Da bei abgedunkelter Blende eine Bildbeurteilung auf der Mattscheibe nur erschwert möglich ist, wurde die Offenblendenmessung entwickelt, mit der die am Objektiv vorgewählte Arbeitsblende erst kurz vor der Auslösung des Verschlusses automatisch eingestellt wird. Während der Lichtmessung wird die Korrektur der Blende über eine spezielle Elektronik auf den Belichtungsmesser im Gehäuse übertragen oder es erfolgt eine Messung mit Arbeitsblende.

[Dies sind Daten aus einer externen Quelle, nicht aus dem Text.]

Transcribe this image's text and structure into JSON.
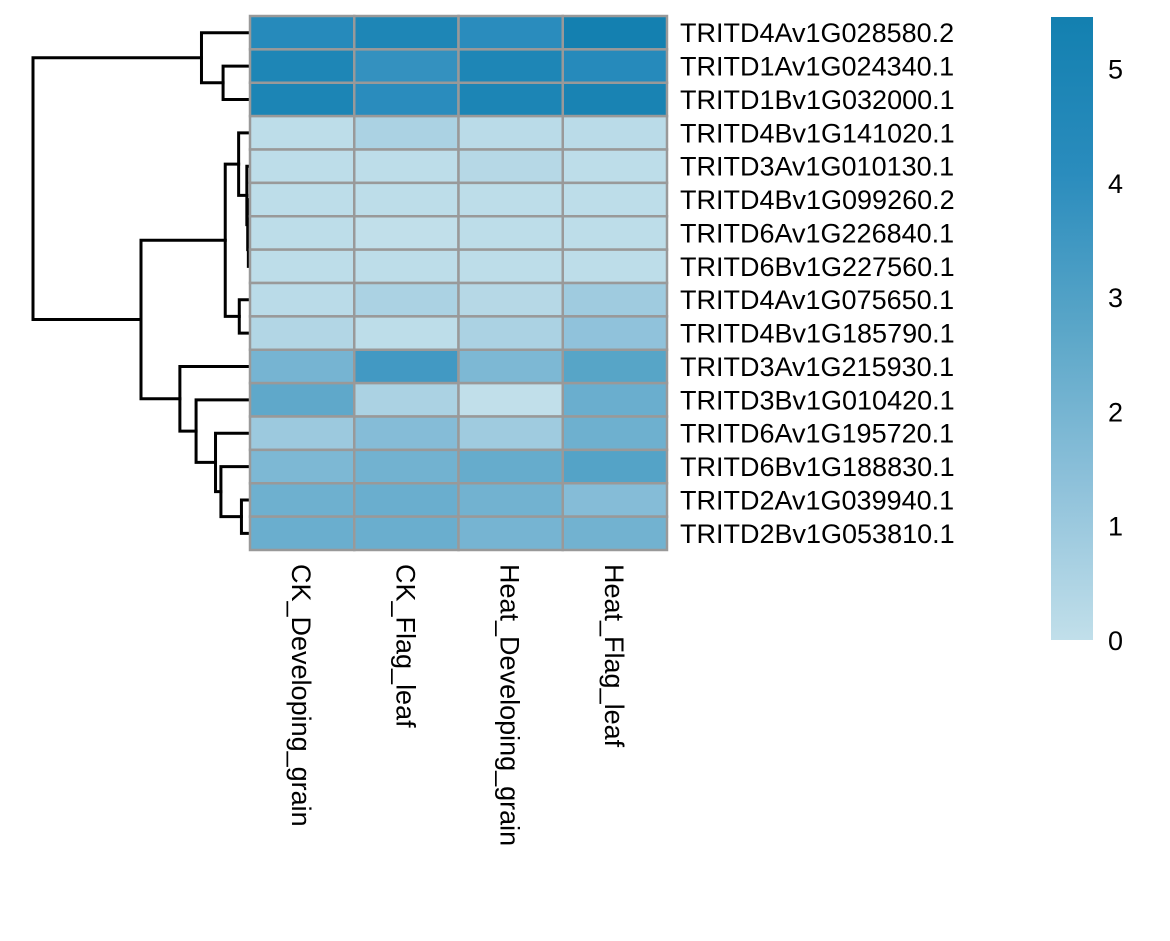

Zur Beurteilung der Schärfentiefe kann die Blende bei einigen Geräten manuell auf den Arbeitsblendenwert geschlossen werden. Zur Beurteilung der Entfernungseinstellung ist dagegen die Offenblende optimal, da bei ihr die Schärfentiefe minimal ist.

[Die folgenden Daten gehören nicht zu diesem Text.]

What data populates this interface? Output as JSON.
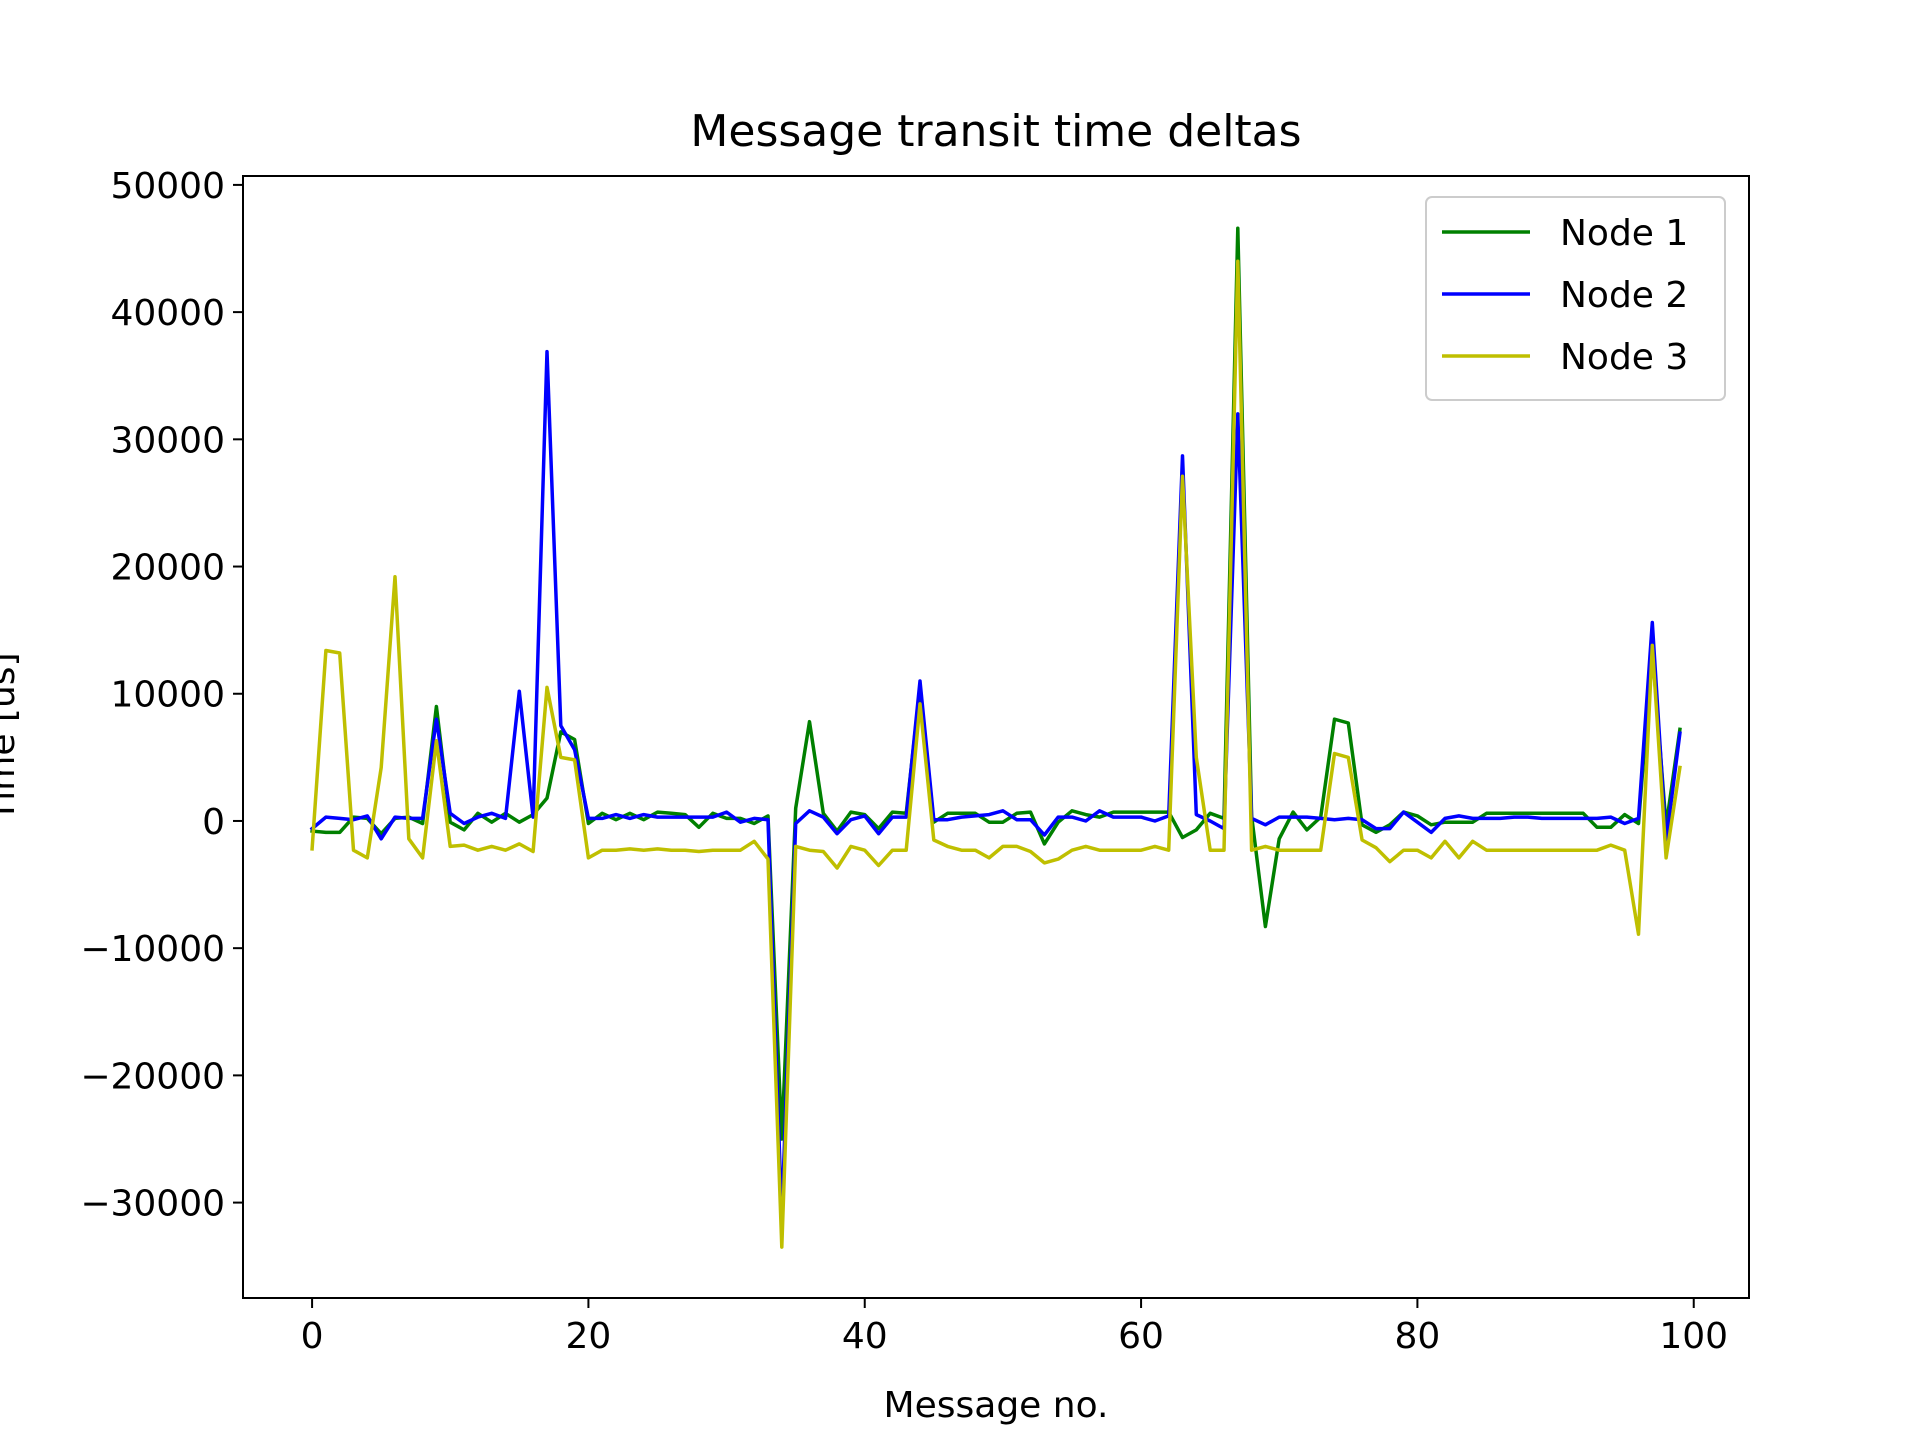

Im Kleinbildformat 24 × 36 mm sind nur einäugige Spiegelreflexkameras gebräuchlich, im Mittelformat ab 45x60 mm haben sie die zweiäugigen weitgehend trotz ihrer deutlich höheren Preise verdrängt, weil sie hier vorwiegend im Profibereich eingesetzt werden und sowohl die fehlende Parallaxe als auch die freiere Objektiv- und Zubehörauswahl entscheidend ist.
Digitale Spiegelreflexkameras
Digitale Spiegelreflexkameras decken das obere Preissegment der Digitalkameras ab und wurden anfänglich meist von Berufsfotografen verwendet. Sie werden auch als DSLR oder D-SLR (Digitale-SLR) bezeichnet. DSLRs sind ihren analogen Pendants vom Aufbau her sehr ähnlich, doch statt eines Films beherbergen sie einen Bildsensor (CCD oder CMOS-Element), auf den das Licht fällt, nachdem der Spiegel hochklappt. Durch das eingebaute Display ist ein sofortiges Betrachten der Fotos möglich, wodurch eine missratene oder fehlbelichtete Aufnahme – im Rahmen der Möglichkeiten, die die Qualität des Displays zulässt – sofort erkannt werden kann.
Der Markt der DSLRs hat im Gegensatz zu dem für herkömmliche (kompakte) Digitalkameras auch 2005 noch sehr große Wachstumsaussichten, und so bietet inzwischen fast jeder große Kamerahersteller seine eigenen Modelle an. Wie bei den analogen Spiegelreflexkameras verwenden die Hersteller auch hier ihre eigenen Objektivsysteme, weshalb sich DSLR-Benutzer auf eine Marke und damit auf ein System festlegen müssen. Meistens können jedoch bereits vorhandene Objektive eines Herstellers auch an dessen DSLR verwendet werden, was den Umstieg für Besitzer analoger SLRs besonders interessant macht.
Hauptvorteil der DSLR im Vergleich zu ihren analogen Pendants ist die direkte Verfügbarkeit der Bilddaten, weshalb z. B. im Pressebereich auf die aufwändige und kostspielige Entwicklung von Filmmaterial verzichtet werden kann.
Gegenüber den weit verbreiteten kompakten Digitalkameras haben DSLRs drei wichtige Vorteile:
- Man kann die Objektive auswechseln und somit einen extrem großen Brennweitenbereich abdecken. Objektive sind für Brennweiten von ab 8 mm bis zu 1200 mm erhältlich. An einer Kompaktkamera mit einem einzigen Objektiv entspräche das einem 120-fach Zoom.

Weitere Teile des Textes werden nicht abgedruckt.